When the internal temperature reaches 80-90F degrees, you’ll have about 30 more minutes of cook time. At this point, add some rainbow carrots tossed in olive oil and salt and pepper. By the time the roast is done, they’ll be nice and tender.
When the roast is ready, remove it to a pan and cover it with foil to rest. This is a key step when cooking all types of meat. It allows the juices to settle back into the roast, ensuring a moist, tender bite.
After about 15 minutes, serve the roast alongside the carrots. Garnish with fresh herbs. Slice and serve.

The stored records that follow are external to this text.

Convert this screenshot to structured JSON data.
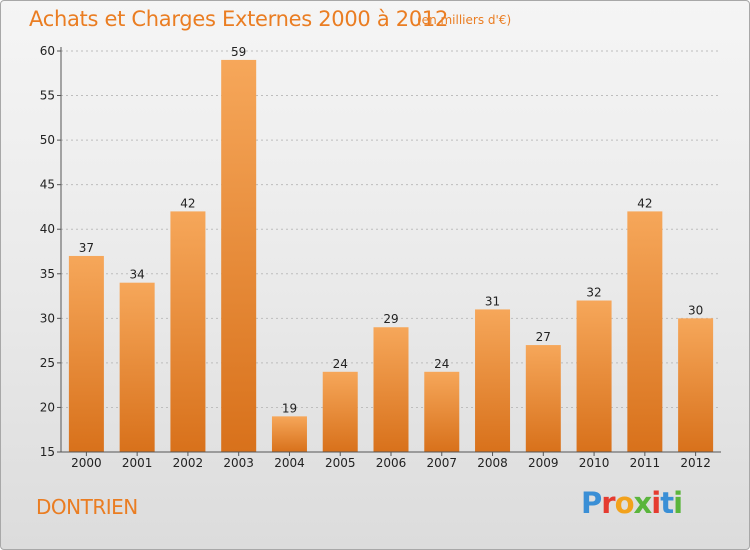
{
  "header": {
    "title": "Achats et Charges Externes 2000 à 2012",
    "unit_note": "(en milliers d'€)"
  },
  "footer": {
    "city": "DONTRIEN",
    "logo_text": "Proxiti",
    "logo_colors": [
      "#3a8fd6",
      "#e53b30",
      "#f2a21c",
      "#5ab53c",
      "#e53b30",
      "#3a8fd6",
      "#5ab53c"
    ]
  },
  "colors": {
    "bar_top": "#f6a75a",
    "bar_bottom": "#d8711b",
    "axis": "#555555",
    "grid": "#bdbdbd",
    "accent": "#ea7d22"
  },
  "chart_data": {
    "type": "bar",
    "title": "Achats et Charges Externes 2000 à 2012",
    "subtitle": "(en milliers d'€)",
    "xlabel": "",
    "ylabel": "",
    "categories": [
      "2000",
      "2001",
      "2002",
      "2003",
      "2004",
      "2005",
      "2006",
      "2007",
      "2008",
      "2009",
      "2010",
      "2011",
      "2012"
    ],
    "values": [
      37,
      34,
      42,
      59,
      19,
      24,
      29,
      24,
      31,
      27,
      32,
      42,
      30
    ],
    "ylim": [
      15,
      60
    ],
    "yticks": [
      15,
      20,
      25,
      30,
      35,
      40,
      45,
      50,
      55,
      60
    ],
    "grid": true,
    "legend": "none"
  }
}
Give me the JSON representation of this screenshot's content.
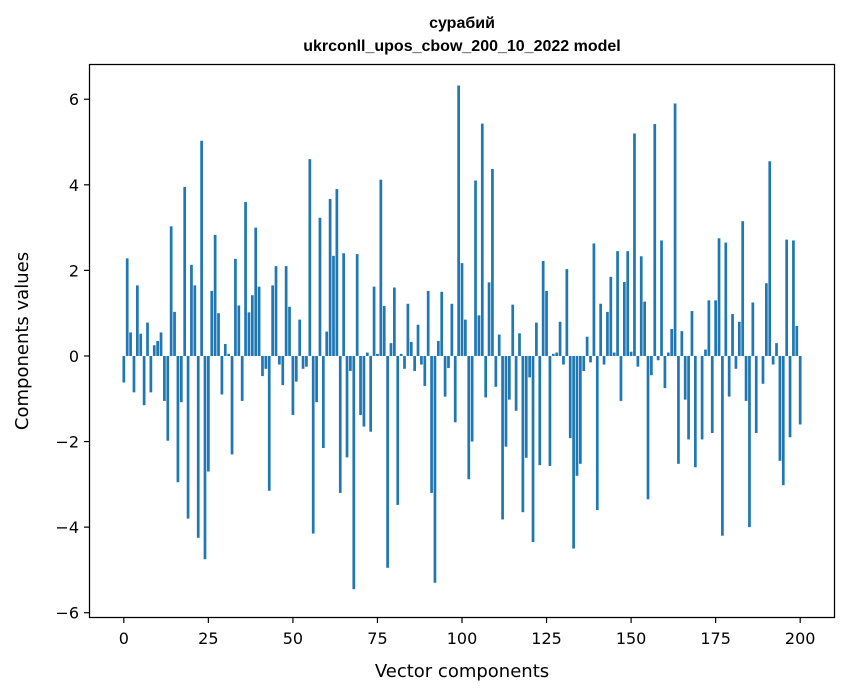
{
  "chart_data": {
    "type": "bar",
    "title": "сурабий",
    "subtitle": "ukrconll_upos_cbow_200_10_2022 model",
    "xlabel": "Vector components",
    "ylabel": "Components values",
    "xlim": [
      -10,
      210
    ],
    "ylim": [
      -6.1,
      6.8
    ],
    "xticks": [
      0,
      25,
      50,
      75,
      100,
      125,
      150,
      175,
      200
    ],
    "yticks": [
      -6,
      -4,
      -2,
      0,
      2,
      4,
      6
    ],
    "ytick_labels": [
      "−6",
      "−4",
      "−2",
      "0",
      "2",
      "4",
      "6"
    ],
    "bar_color": "#1f77b4",
    "grid": false,
    "values": [
      -0.62,
      2.28,
      0.55,
      -0.85,
      1.65,
      0.52,
      -1.15,
      0.78,
      -0.85,
      0.25,
      0.35,
      0.55,
      -1.05,
      -1.98,
      3.03,
      1.03,
      -2.95,
      -1.08,
      3.95,
      -3.8,
      2.13,
      1.65,
      -4.25,
      5.03,
      -4.75,
      -2.7,
      1.52,
      2.83,
      1.0,
      -0.9,
      0.28,
      0.05,
      -2.3,
      2.27,
      1.18,
      -1.05,
      3.6,
      1.02,
      1.42,
      3.0,
      1.62,
      -0.47,
      -0.3,
      -3.15,
      1.65,
      2.1,
      -0.2,
      -0.68,
      2.1,
      1.15,
      -1.38,
      -0.6,
      0.85,
      -0.3,
      -0.25,
      4.6,
      -4.15,
      -1.08,
      3.23,
      -2.15,
      0.57,
      3.67,
      2.34,
      3.9,
      -3.2,
      2.4,
      -2.37,
      -0.35,
      -5.45,
      2.38,
      -1.38,
      -1.65,
      0.08,
      -1.77,
      1.62,
      0.05,
      4.12,
      1.17,
      -4.95,
      0.3,
      1.6,
      -3.48,
      0.05,
      -0.3,
      1.22,
      0.33,
      -0.35,
      0.73,
      -0.2,
      -0.7,
      1.52,
      -3.2,
      -5.3,
      0.35,
      1.5,
      -0.95,
      -0.28,
      1.22,
      -1.55,
      6.32,
      2.17,
      0.85,
      -2.88,
      -2.0,
      4.1,
      0.95,
      5.43,
      -0.97,
      1.72,
      4.37,
      -0.72,
      0.5,
      -3.82,
      -2.12,
      -1.02,
      1.2,
      -1.28,
      0.53,
      -3.65,
      -2.38,
      -0.5,
      -4.35,
      0.78,
      -2.55,
      2.22,
      1.52,
      -2.57,
      0.05,
      0.08,
      0.8,
      -0.2,
      2.03,
      -1.92,
      -4.5,
      -2.8,
      -2.52,
      -0.35,
      0.45,
      -0.15,
      2.63,
      -3.6,
      1.22,
      -0.2,
      1.03,
      1.85,
      0.08,
      2.45,
      -1.05,
      1.73,
      2.45,
      0.1,
      5.2,
      -0.25,
      2.33,
      1.27,
      -3.35,
      -0.45,
      5.42,
      -0.1,
      2.7,
      -0.75,
      0.08,
      0.63,
      5.9,
      -2.52,
      0.58,
      -1.02,
      -1.95,
      1.05,
      -2.6,
      0.0,
      -1.95,
      0.15,
      1.3,
      -1.8,
      1.3,
      2.75,
      -4.2,
      2.65,
      -0.95,
      0.98,
      -0.3,
      0.8,
      3.15,
      -1.05,
      -4.0,
      1.25,
      -1.8,
      0.0,
      -0.65,
      1.7,
      4.55,
      -0.2,
      0.3,
      -2.45,
      -3.02,
      2.72,
      -1.9,
      2.7,
      0.7,
      -1.6
    ]
  }
}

Grilled Aussie Leg of Lamb Roast
- 5 pound Aussie Boneless Leg of Lamb Roast
Smoked Paprika Rub
- 1 tablespoon raw sugar
- 1 teaspoon kosher salt
- 1 teaspoon black pepper
- 1 teaspoon smoked paprika
- 1 teaspoon garlic powder
- 1 teaspoon rosemary dried
- 1 teaspoon onion powder
- 1 teaspoon cumin
- 1/2 teaspoon cayenne pepper
- 1 bunch rainbow carrots
- olive oil
- Heat the grill to 350-375F degrees with an indirect heat zone.
- Trim the fat, so that it is no thicker than 1/8-1/4 inch thick.
- Combine the rub ingredients. Rub all over the meat.
- Place the lamb on the grill over indirect heat. Smoke for about 2 hours.
- Toss the carrots in olive oil, salt and pepper.
- After around 1 1/2 hours, the internal temperature of the lamb should reach 80-90F degrees. At this point, add the carrots to the grill.
- Continue cooking the roast until it reaches around 135F degrees. Remove the roast from the grill and cover with foil. Rest for 15-30 minutes.
- When the carrots are soft, remove them from the grill. Serve with the lamb.
This estimate was created using an online nutrition calculator
Hi there, I would love to try this recipe but am curious if I can just cover the lamb with foil and grill rather than placing it in a ceramic cooker or pellet grill. Is that a good remedy? Thanks
You can cook this on any type of grill. You just want to make sure that the lamb is cooking over indirect heat. If you have a gas grill, only turn on half of the burners, and place the lamb on the side that has the burners off. If you’re using a charcoal grill, push the coals to one side of the grill, and place the lamb over the side with no coals.